Las Huertas Creek, New Mexico
I thought for a while about this blog title. I threw out “Mother Nature”, “Life and Death”, “Life Stories”, “Leaves”, etc. Finally, “A Testament to Life” drifted to the top of the list.
After all, that is what this picture, and all my tree leaf images, is about.
Have you ever thought about a leaf’s life? It starts as a tender bud unfurling from a branch. The leaf hangs on tightly, dependent upon the branches, the tree trunk, and deep roots to give it form. Once it unfurls, it soaks up sunshine and nutrients from the very air itself to create sweet sugars for this family called a tree.

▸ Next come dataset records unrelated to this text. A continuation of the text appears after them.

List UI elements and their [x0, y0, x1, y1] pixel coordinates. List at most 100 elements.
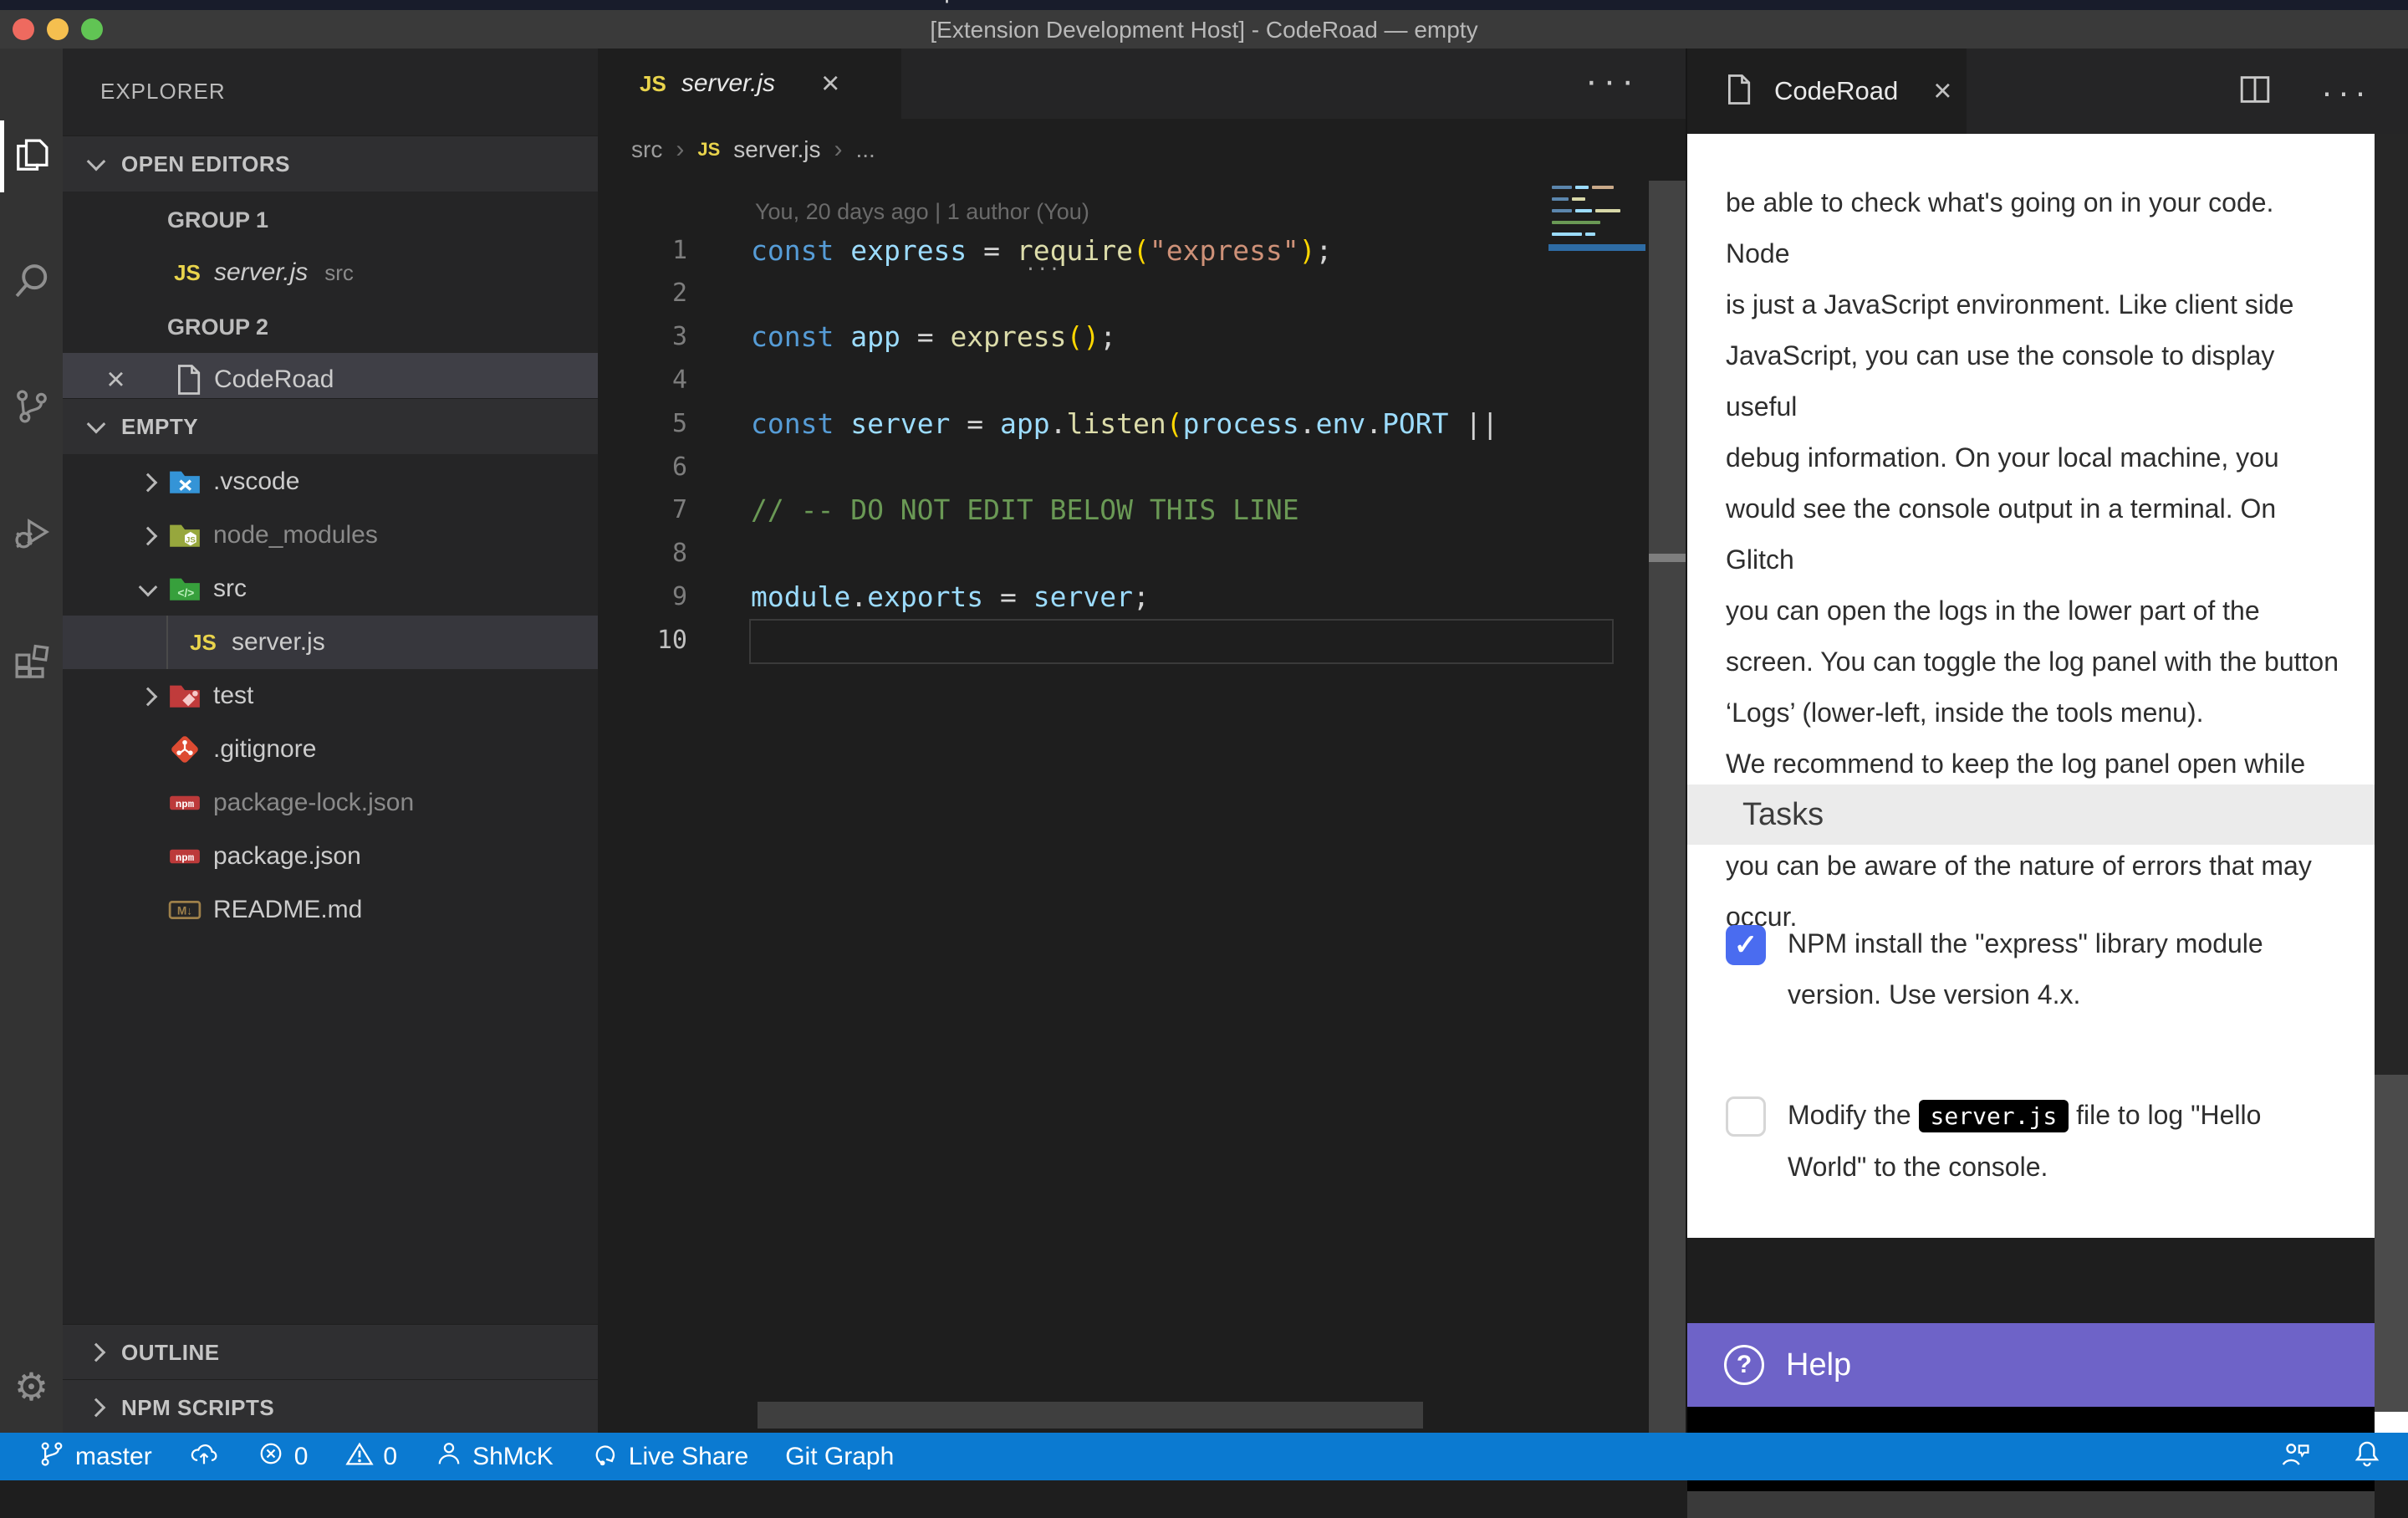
- code-line-5[interactable]: 5const server = app.listen(process.env.P…: [598, 401, 1651, 445]
- breadcrumb-file[interactable]: server.js: [733, 136, 820, 163]
- coderoad-tab-bar: CodeRoad × ···: [1687, 49, 2408, 134]
- status-0[interactable]: 0: [256, 1439, 309, 1475]
- help-question-icon: ?: [1724, 1345, 1764, 1385]
- src-folder-icon: </>: [166, 570, 203, 607]
- code-line-4[interactable]: 4: [598, 358, 1651, 401]
- warning-icon: [344, 1439, 375, 1475]
- more-actions-icon[interactable]: ···: [2321, 72, 2371, 112]
- breadcrumb-src[interactable]: src: [631, 136, 662, 163]
- status-git-graph[interactable]: Git Graph: [785, 1443, 894, 1471]
- open-editors-group-label: GROUP 1: [167, 207, 268, 233]
- status-shmck[interactable]: ShMcK: [434, 1439, 554, 1475]
- activity-item-source-control[interactable]: [0, 365, 63, 448]
- task-text: NPM install the "express" library module…: [1788, 918, 2356, 1020]
- split-editor-icon[interactable]: [2236, 70, 2274, 113]
- editor-more-actions-icon[interactable]: ···: [1585, 60, 1640, 102]
- menu-item-code[interactable]: Code: [77, 0, 129, 4]
- code-line-6[interactable]: 6: [598, 445, 1651, 488]
- code-line-8[interactable]: 8: [598, 532, 1651, 575]
- menu-item-edit[interactable]: Edit: [241, 0, 278, 4]
- editor-group: JS server.js × ··· src›JSserver.js›... Y…: [598, 49, 1686, 1433]
- apple-menu-icon[interactable]: ●: [25, 0, 38, 4]
- menu-item-view[interactable]: View: [445, 0, 492, 4]
- window-titlebar[interactable]: [Extension Development Host] - CodeRoad …: [0, 10, 2408, 49]
- tree-item-readme-md[interactable]: M↓README.md: [63, 883, 598, 937]
- code-line-9[interactable]: 9module.exports = server;: [598, 575, 1651, 618]
- js-icon: JS: [169, 254, 206, 291]
- section-workspace-empty[interactable]: EMPTY: [63, 398, 598, 454]
- tree-item-package-json[interactable]: npmpackage.json: [63, 830, 598, 883]
- horizontal-scrollbar[interactable]: [758, 1402, 1423, 1429]
- tree-item-node_modules[interactable]: JSnode_modules: [63, 509, 598, 562]
- open-editor-item-server-js[interactable]: JSserver.jssrc: [63, 246, 598, 299]
- menubar-clock: Sat 5:43 PM: [2281, 0, 2391, 5]
- menu-item-window[interactable]: Window: [796, 0, 873, 4]
- status-cloud-upload[interactable]: [189, 1439, 219, 1475]
- menu-item-help[interactable]: Help: [912, 0, 957, 4]
- task-checkbox[interactable]: [1726, 1096, 1766, 1137]
- tasks-title: Tasks: [1742, 797, 1824, 833]
- svg-text:npm: npm: [176, 852, 194, 864]
- close-tab-icon[interactable]: ×: [821, 68, 839, 100]
- status-feedback-icon[interactable]: [2279, 1438, 2311, 1476]
- close-tab-icon[interactable]: ×: [1933, 75, 1951, 107]
- status-live-share[interactable]: Live Share: [590, 1439, 748, 1475]
- person-icon: [434, 1439, 464, 1475]
- code-line-1[interactable]: 1const express = require("express");: [598, 228, 1651, 272]
- section-open-editors[interactable]: OPEN EDITORS: [63, 135, 598, 192]
- explorer-sidebar: EXPLORER OPEN EDITORS GROUP 1 JSserver.jss…: [63, 49, 598, 1433]
- tree-item--vscode[interactable]: .vscode: [63, 455, 598, 509]
- error-icon: [256, 1439, 286, 1475]
- activity-item-explorer[interactable]: [0, 114, 63, 197]
- menu-item-file[interactable]: File: [167, 0, 202, 4]
- svg-text:</>: </>: [177, 587, 194, 600]
- tree-item--gitignore[interactable]: .gitignore: [63, 723, 598, 776]
- breadcrumb-symbol[interactable]: ...: [856, 136, 875, 163]
- section-outline[interactable]: OUTLINE: [63, 1324, 598, 1380]
- file-icon: [1719, 71, 1756, 112]
- tree-item-src[interactable]: </>src: [63, 562, 598, 616]
- menu-item-go[interactable]: Go: [529, 0, 559, 4]
- tree-item-package-lock-json[interactable]: npmpackage-lock.json: [63, 776, 598, 830]
- task-checkbox[interactable]: ✓: [1726, 925, 1766, 965]
- live-share-icon: [590, 1439, 620, 1475]
- menu-item-selection[interactable]: Selection: [317, 0, 406, 4]
- code-line-3[interactable]: 3const app = express();: [598, 315, 1651, 359]
- minimap-current-line: [1548, 244, 1645, 251]
- status-master[interactable]: master: [37, 1439, 152, 1475]
- minimap-line: [1552, 221, 1600, 224]
- activity-item-extensions[interactable]: [0, 617, 63, 701]
- svg-text:JS: JS: [186, 535, 196, 544]
- minimap-line: [1552, 197, 1585, 201]
- js-file-icon: JS: [640, 71, 666, 97]
- tab-server-js[interactable]: JS server.js ×: [598, 49, 901, 119]
- sidebar-title: EXPLORER: [100, 79, 226, 105]
- activity-item-run-debug[interactable]: [0, 490, 63, 574]
- activity-item-search[interactable]: [0, 239, 63, 323]
- minimap[interactable]: [1548, 181, 1645, 1352]
- activity-bar: ⚙: [0, 49, 63, 1433]
- tree-item-server-js[interactable]: JSserver.js: [63, 616, 598, 669]
- editor-scrollbar-sash[interactable]: [1649, 181, 1686, 1433]
- section-npm-scripts[interactable]: NPM SCRIPTS: [63, 1379, 598, 1433]
- settings-gear-icon[interactable]: ⚙: [0, 1364, 63, 1409]
- status-0[interactable]: 0: [344, 1439, 397, 1475]
- status-bar: master 00 ShMcK Live Share Git Graph: [0, 1433, 2408, 1480]
- code-line-10[interactable]: 10: [598, 618, 1651, 662]
- close-editor-icon[interactable]: ×: [106, 362, 125, 397]
- menu-item-run[interactable]: Run: [597, 0, 637, 4]
- breadcrumb[interactable]: src›JSserver.js›...: [631, 129, 875, 171]
- test-folder-icon: [166, 677, 203, 714]
- code-line-7[interactable]: 7// -- DO NOT EDIT BELOW THIS LINE: [598, 488, 1651, 532]
- tasks-header: Tasks: [1687, 785, 2375, 845]
- svg-text:npm: npm: [176, 799, 194, 810]
- menu-item-terminal[interactable]: Terminal: [676, 0, 758, 4]
- webview-scrollbar[interactable]: [2375, 134, 2408, 1433]
- js-icon: JS: [185, 624, 222, 661]
- webview-bottom-strip: [1687, 1491, 2375, 1518]
- tree-item-test[interactable]: test: [63, 669, 598, 723]
- tab-coderoad[interactable]: CodeRoad ×: [1687, 49, 1967, 134]
- code-line-2[interactable]: 2: [598, 272, 1651, 315]
- help-bar[interactable]: ? Help: [1687, 1323, 2375, 1407]
- status-bell-icon[interactable]: [2351, 1438, 2383, 1476]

It grows larger.
I have seen birds pluck tender buds in the springtime, and those buds never become leaves. But on the other hand, a bird thrives and weeks later it will build a nest in the same tree, hidden and sheltered by other leaves.
Winds and rain come with the seasons and batter and tear at the leaf. Still, the leaf hangs on, flexible enough to bend and let adversity pass it by. Insects sometimes munch an edge of a leaf, or suck the juice from it. And you know what the leaf does? It “talks” with chemical molecules to attract pest eating insects so it can survive. It literally calls for help. Then, scarred and torn, it continues with its life of creating sweet sugar.

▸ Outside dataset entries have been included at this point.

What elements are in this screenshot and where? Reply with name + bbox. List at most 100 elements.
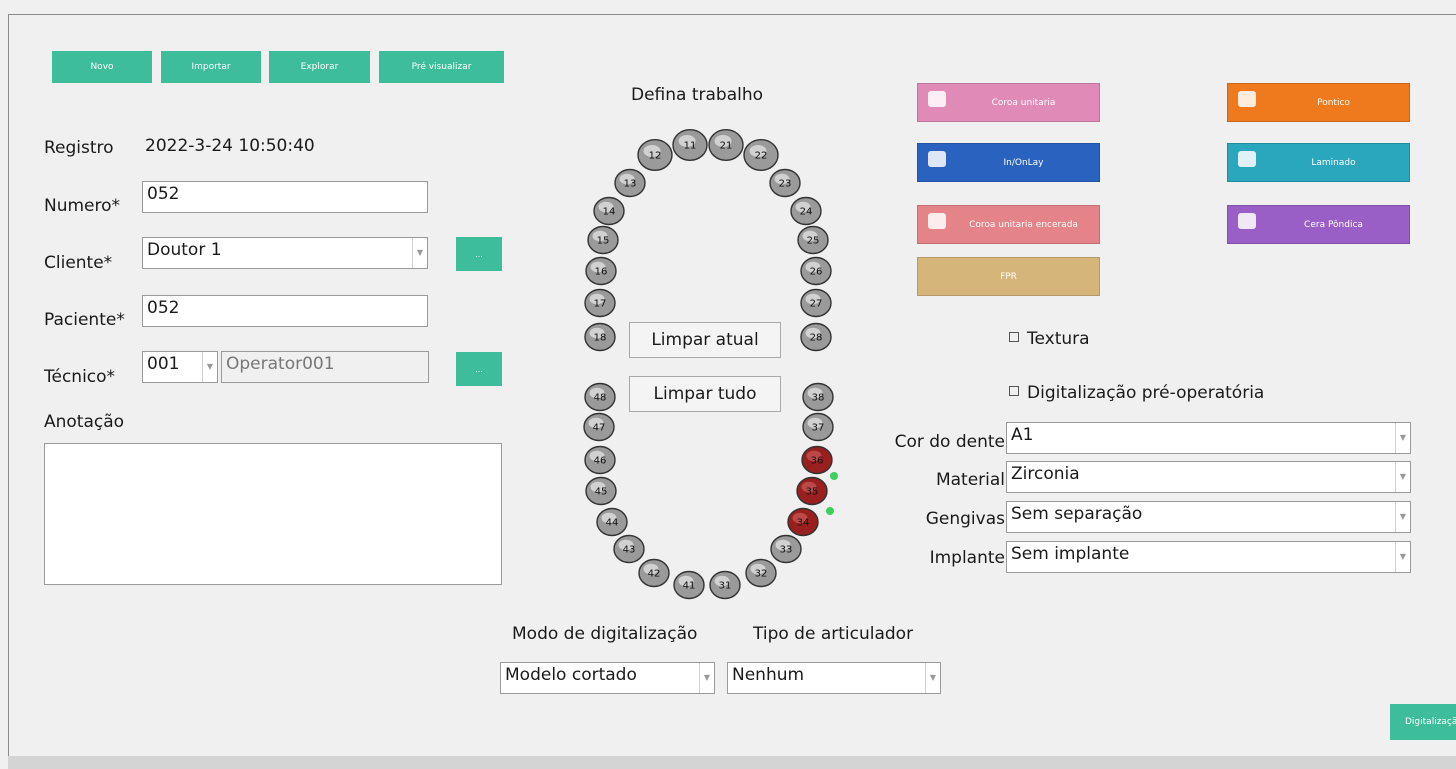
inlay-icon [928, 151, 946, 167]
tooth-16[interactable]: 16 [585, 256, 617, 286]
textura-label: Textura [1027, 329, 1090, 349]
work-type-label: Cera Pôndica [1304, 219, 1363, 230]
cliente-label: Cliente* [44, 253, 113, 273]
cor-label: Cor do dente [894, 432, 1005, 452]
explore-button[interactable]: Explorar [269, 51, 370, 83]
tooth-number: 11 [684, 141, 697, 152]
work-type-button[interactable]: Laminado [1227, 143, 1410, 182]
tooth-number: 23 [779, 179, 792, 190]
tooth-number: 12 [649, 151, 662, 162]
work-type-button[interactable]: Cera Pôndica [1227, 205, 1410, 244]
tooth-46[interactable]: 46 [584, 445, 616, 475]
tooth-number: 46 [594, 456, 607, 467]
implante-label: Implante [929, 548, 1005, 568]
tooth-22[interactable]: 22 [743, 139, 779, 172]
gengivas-label: Gengivas [925, 509, 1005, 529]
work-type-button[interactable]: In/OnLay [917, 143, 1100, 182]
work-type-button[interactable]: FPR [917, 257, 1100, 296]
tecnico-code-select[interactable]: 001 ▼ [142, 351, 218, 383]
tooth-number: 35 [806, 487, 819, 498]
cor-select[interactable]: A1 ▼ [1006, 422, 1411, 454]
scan-mode-select[interactable]: Modelo cortado ▼ [500, 662, 715, 694]
teeth-panel-title: Defina trabalho [631, 85, 764, 105]
tooth-13[interactable]: 13 [614, 168, 646, 198]
articulator-value: Nenhum [732, 665, 805, 685]
tooth-36[interactable]: 36 [801, 445, 833, 475]
tooth-28[interactable]: 28 [800, 322, 832, 352]
tooth-35[interactable]: 35 [796, 476, 828, 506]
new-button[interactable]: Novo [52, 51, 152, 83]
work-type-label: FPR [1000, 271, 1017, 282]
tooth-33[interactable]: 33 [770, 534, 802, 564]
tooth-38[interactable]: 38 [802, 382, 834, 412]
registro-value: 2022-3-24 10:50:40 [145, 136, 315, 156]
material-select[interactable]: Zirconia ▼ [1006, 461, 1411, 493]
chevron-down-icon: ▼ [412, 238, 427, 268]
tooth-number: 42 [648, 569, 661, 580]
tooth-number: 43 [623, 545, 636, 556]
tooth-17[interactable]: 17 [584, 288, 616, 318]
tooth-15[interactable]: 15 [587, 225, 619, 255]
tooth-34[interactable]: 34 [787, 507, 819, 537]
chevron-down-icon: ▼ [1395, 542, 1410, 572]
clear-current-button[interactable]: Limpar atual [629, 322, 781, 358]
tooth-number: 24 [800, 207, 813, 218]
tecnico-more-button[interactable]: ... [456, 352, 502, 386]
tooth-45[interactable]: 45 [585, 476, 617, 506]
tooth-25[interactable]: 25 [797, 225, 829, 255]
clear-all-button[interactable]: Limpar tudo [629, 376, 781, 412]
material-value: Zirconia [1011, 464, 1080, 484]
gengivas-value: Sem separação [1011, 504, 1143, 524]
numero-input[interactable]: 052 [142, 181, 428, 213]
preview-button[interactable]: Pré visualizar [379, 51, 504, 83]
tooth-21[interactable]: 21 [708, 128, 744, 162]
tooth-12[interactable]: 12 [637, 139, 673, 172]
tooth-43[interactable]: 43 [613, 534, 645, 564]
tooth-number: 44 [606, 518, 619, 529]
work-type-label: In/OnLay [1003, 157, 1044, 168]
work-type-label: Pontico [1317, 97, 1350, 108]
tooth-27[interactable]: 27 [800, 288, 832, 318]
work-type-button[interactable]: Pontico [1227, 83, 1410, 122]
tooth-37[interactable]: 37 [802, 412, 834, 442]
tooth-number: 48 [594, 393, 607, 404]
tooth-18[interactable]: 18 [584, 322, 616, 352]
work-type-button[interactable]: Coroa unitaria encerada [917, 205, 1100, 244]
tooth-number: 25 [807, 236, 820, 247]
work-type-button[interactable]: Coroa unitaria [917, 83, 1100, 122]
preop-checkbox[interactable]: Digitalização pré-operatória [1009, 383, 1264, 403]
tooth-41[interactable]: 41 [673, 570, 705, 600]
cliente-more-button[interactable]: ... [456, 237, 502, 271]
crown-icon [928, 91, 946, 107]
wax-pontic-icon [1238, 213, 1256, 229]
gengivas-select[interactable]: Sem separação ▼ [1006, 501, 1411, 533]
textura-checkbox[interactable]: Textura [1009, 329, 1090, 349]
implante-select[interactable]: Sem implante ▼ [1006, 541, 1411, 573]
cliente-select[interactable]: Doutor 1 ▼ [142, 237, 428, 269]
tooth-11[interactable]: 11 [672, 128, 708, 162]
tooth-42[interactable]: 42 [638, 558, 670, 588]
tooth-26[interactable]: 26 [800, 256, 832, 286]
tooth-31[interactable]: 31 [709, 570, 741, 600]
material-label: Material [935, 470, 1005, 490]
registro-label: Registro [44, 138, 114, 158]
tooth-47[interactable]: 47 [583, 412, 615, 442]
tooth-number: 17 [594, 299, 607, 310]
tooth-24[interactable]: 24 [790, 196, 822, 226]
tooth-14[interactable]: 14 [593, 196, 625, 226]
paciente-input[interactable]: 052 [142, 295, 428, 327]
articulator-select[interactable]: Nenhum ▼ [727, 662, 941, 694]
pontic-icon [1238, 91, 1256, 107]
tooth-23[interactable]: 23 [769, 168, 801, 198]
implante-value: Sem implante [1011, 544, 1130, 564]
tooth-32[interactable]: 32 [745, 558, 777, 588]
wax-crown-icon [928, 213, 946, 229]
tooth-48[interactable]: 48 [584, 382, 616, 412]
chevron-down-icon: ▼ [1395, 423, 1410, 453]
tooth-44[interactable]: 44 [596, 507, 628, 537]
import-button[interactable]: Importar [161, 51, 261, 83]
scan-mode-value: Modelo cortado [505, 665, 637, 685]
anotacao-textarea[interactable] [44, 443, 502, 585]
start-scan-button[interactable]: Digitalização [1390, 704, 1456, 740]
veneer-icon [1238, 151, 1256, 167]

One day, fall arrives. Hormones from the tree, less sunshine and cooler temperatures cause the leaf’s veins to narrow. Sugars become trapped. Then the leaf does the most amazing thing. It uses the sugar and light to produce vivid colors. A barrier of cork grows at the base of the leaf, until one day, it falls free of the tree and of life.
This then is the beginning of its last hurrah. The leaf drifts with the wind, letting itself be carried. Some unknown force guides it until it lands where time and decay will strip it of all that remains. And somewhere in these last moments of its life, if I’m lucky, I will see this miracle laying on the ground, arranged in a tableau only nature can create.
And, if you’re thinking this is an analogy of our own brief time here on earth, well, you’re right.